De plus, soulignons que le travail d’interprète permet de développer des compétences qui sont fortement valorisées sur le marché du travail québécois, comme faire preuve d’initiative et d’autonomie dans l’exécution des tâches assignées. De même, les interprètes sont appelés à faire plusieurs apprentissages relatifs au fonctionnement des nombreuses institutions et des différents réseaux de services qui structurent l’organisation de la vie sociétale au Québec, puisqu’ils interviennent dans différents lieux et établissements (organismes communautaires, écoles primaires et secondaires, poste de police, palais de justice, cliniques médicales, centres hospitaliers). En ce sens, il a également été mentionné que leur travail d’interprète leur a permis de développer une bonne connaissance de la cartographie de la ville : « La ville de Québec aussi, je connais beaucoup. Plus que les autres! Parce que je me promène à plusieurs endroits » (Govinda).

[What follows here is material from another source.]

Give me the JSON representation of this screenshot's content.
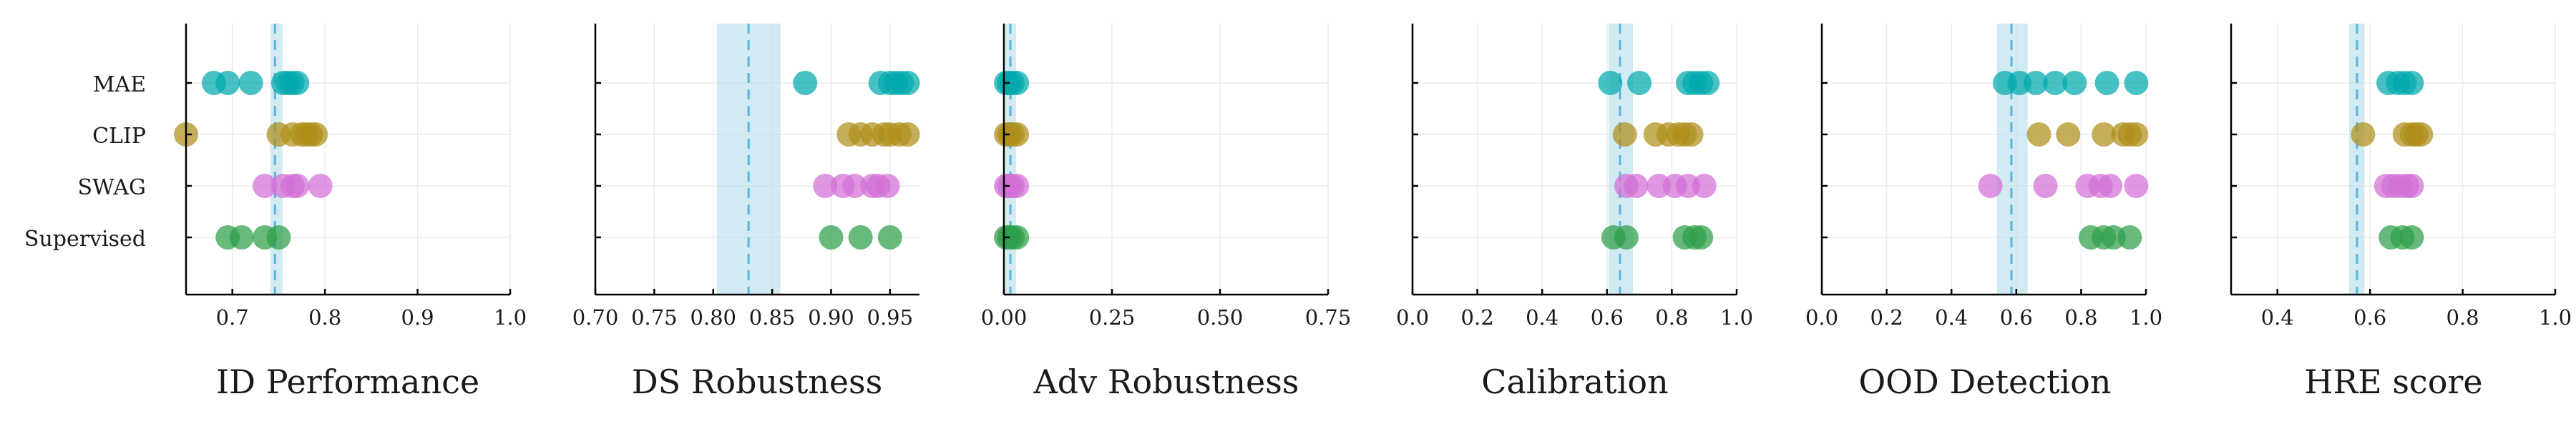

Premier lieu d’emploi où on observe la mise en œuvre concrète de stratégies visant à favoriser l’apprentissage du français, force est de reconnaître que l’interprétariat n’est pas un travail accessible à tous. Néanmoins, les réfugiés qui ont occupé ce poste ont témoigné de nombreux apprentissages, qu’ils s’agissent de la connaissance du français, d’une meilleure connaissance géographique de la ville de Québec et du fonctionnement de la société québécoise (système de santé, service de police, palais de justice). Enfin, il appert que le travail d’interprète contribue au besoin de réalisation personnelle, tout en permettant d’obtenir une reconnaissance de la part de ses compatriotes et des membres de la société d’accueil.

En somme, il semble que le fait d’occuper un emploi au cours de la période d’attente avant la participation au PILI ait des retombées positives chez les réfugiés rencontrés, puisque cela contribue à briser l’isolement, à donner un sens à leur quotidien et à favoriser de premiers contacts avec les membres et les institutions de la société d’accueil. Par ailleurs, on remarque que ces premières expériences sur le marché de l’emploi permettent aux réfugiés rencontrés de mobiliser des connaissances et des savoir-faire acquis dans leur pays d’origine en vue de les actualiser en compétences professionnelles en contexte québécois, tout en favorisant l’apprentissage du français.